A lot of stuff has happened since my last post. I have got a job and It has come to my attention the importance of me having a job. I finally feel like a valuable person to the family. It is one thing being a wife and mother. It is another when you are seen as a contributing partner to the relationship. Now let me explain because I understand that a lot of women are contributing members in their family without an outside job. I spent over 10 years to get my Masters. I did not spend that amount of time to stay home. When I initially stayed home with my daughter it was partially to finish my schooling. When I got pregnant the second time it was a shock to my system. Now I do love and adore my kids. I am learning the importance of having children in a family and their importance to my marriage. But that is not the only me. They are making me a better person but I am still me. I have felt unworthy for quite some time. So me getting a job has some how made me feel better about myself. It is giving me a reason to leave the house and interact with adults and have adult conversation. I am a kid at heart but I am also grown. I need adult stimulation and I was not getting that at home. So getting a job is definitely helping me regain my woman hood. NO MORE SWEAT PANTS. LOL.

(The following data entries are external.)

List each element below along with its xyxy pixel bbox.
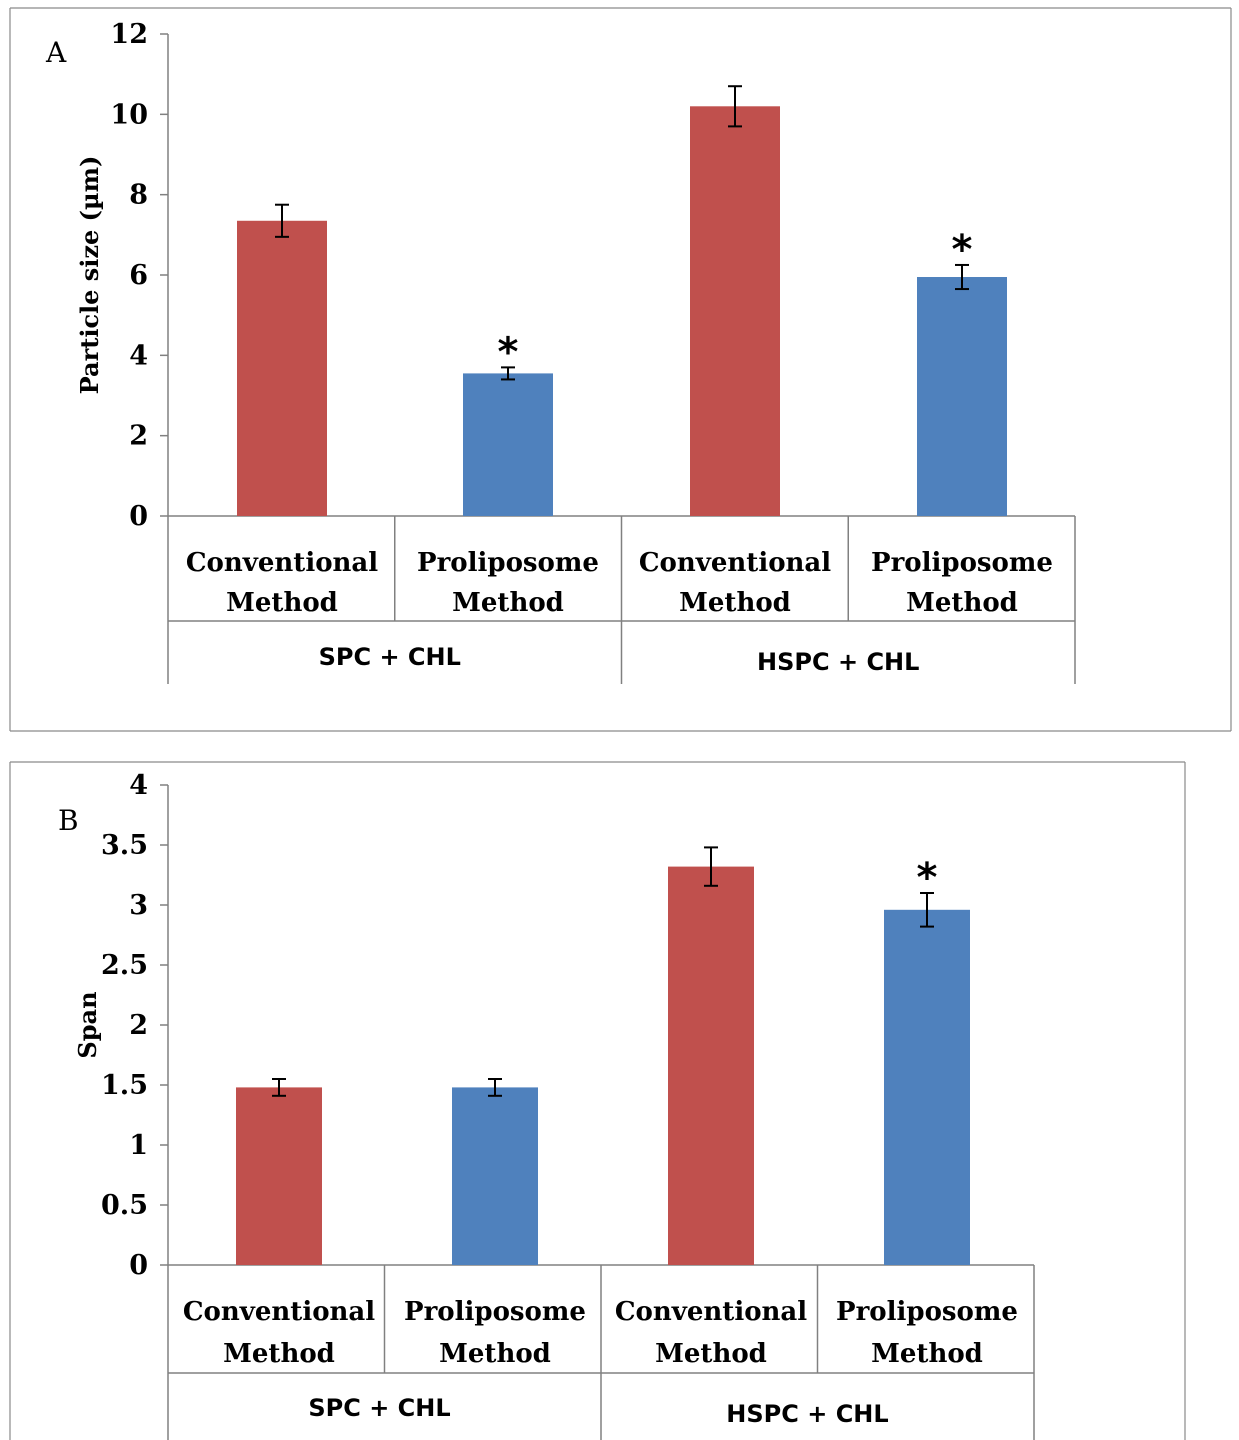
y-tick-label: 4 xyxy=(129,770,148,801)
panel-label: B xyxy=(58,804,79,837)
chart-panel-a: 0 2 4 6 8 10 12 Particle size (µm) A Conventional… xyxy=(9,7,1232,732)
category-label: Method xyxy=(452,588,564,618)
significance-marker: * xyxy=(952,227,973,273)
category-label: Conventional xyxy=(186,548,378,578)
group-label: HSPC + CHL xyxy=(726,1400,888,1428)
category-label: Proliposome xyxy=(404,1297,586,1327)
bar xyxy=(668,866,754,1265)
error-bar xyxy=(501,366,515,381)
category-label: Proliposome xyxy=(871,548,1053,578)
significance-marker: * xyxy=(498,329,519,375)
y-tick-label: 3 xyxy=(129,890,148,921)
y-tick-label: 2.5 xyxy=(101,950,148,981)
error-bar xyxy=(728,85,742,128)
y-axis-label: Span xyxy=(73,991,102,1058)
category-label: Method xyxy=(906,588,1018,618)
group-label: HSPC + CHL xyxy=(757,648,919,676)
bar xyxy=(237,220,327,516)
category-label: Conventional xyxy=(183,1297,375,1327)
bar xyxy=(690,106,780,517)
y-tick-label: 12 xyxy=(110,19,148,50)
y-tick-label: 2 xyxy=(129,421,148,452)
bar xyxy=(452,1087,538,1265)
bar xyxy=(236,1087,322,1265)
bar xyxy=(884,909,970,1265)
group-label: SPC + CHL xyxy=(308,1394,450,1422)
chart-panel-b: 0 0.5 1 1.5 2 2.5 3 3.5 4 Span B Conventional Method… xyxy=(9,761,1186,1440)
category-label: Method xyxy=(679,588,791,618)
category-label: Proliposome xyxy=(836,1297,1018,1327)
group-label: SPC + CHL xyxy=(319,643,461,671)
y-axis-label: Particle size (µm) xyxy=(75,156,104,395)
error-bar xyxy=(275,203,289,238)
error-bar xyxy=(488,1078,502,1097)
category-label: Proliposome xyxy=(417,548,599,578)
category-label: Conventional xyxy=(639,548,831,578)
significance-marker: * xyxy=(917,855,938,901)
y-tick-label: 0 xyxy=(129,1250,148,1281)
y-tick-label: 6 xyxy=(129,260,148,291)
y-tick-label: 2 xyxy=(129,1010,148,1041)
category-label: Method xyxy=(226,588,338,618)
error-bar xyxy=(920,892,934,928)
y-tick-label: 8 xyxy=(129,180,148,211)
y-tick-label: 4 xyxy=(129,340,148,371)
y-tick-label: 1 xyxy=(129,1130,148,1161)
error-bar xyxy=(272,1078,286,1097)
y-tick-label: 10 xyxy=(110,99,148,130)
category-label: Method xyxy=(871,1339,983,1369)
y-tick-label: 1.5 xyxy=(101,1070,148,1101)
y-tick-label: 0.5 xyxy=(101,1190,148,1221)
category-label: Method xyxy=(223,1339,335,1369)
y-tick-label: 0 xyxy=(129,501,148,532)
bar xyxy=(463,373,553,516)
error-bar xyxy=(955,263,969,291)
category-label: Conventional xyxy=(615,1297,807,1327)
category-label: Method xyxy=(439,1339,551,1369)
panel-label: A xyxy=(45,36,67,69)
y-tick-label: 3.5 xyxy=(101,830,148,861)
error-bar xyxy=(704,846,718,887)
bar xyxy=(917,277,1007,516)
category-label: Method xyxy=(655,1339,767,1369)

Another thing, it has come to my attention that ppl think that I don't love my husband. I do love him. That is why I am still married. I got married for love and I am still here because I love him. You can be in love with someone and still not be happy. I was not happy. But I had to get things off my chest which is what the last blog was about. That is a part of me regaining my woman hood. I have to be true to who I am and reexamine who I am. I had no one to talk to that would not judge me. But I soon found out that even writing this blog allowed ppl to judge me but not directly to my face. You have to know yourself. I still don't know what is wrong with my relationship and I am not happy with all parts of it but I am content. I just needed to get things off my chest. Oh and as a WOMAN. I am suppose to always have a plan. If my man. partner, companion, and lover passed tomorrow. I am suppose to have a plan. I have to protect myself and my kids. So if you don't have a plan then you need to get one. Nothing in life is guaranteed to you. So you have to plan for the worst. Life is a bed of roses. It may smell good but hold it tight enough and you will bleed. Peace and Huggies.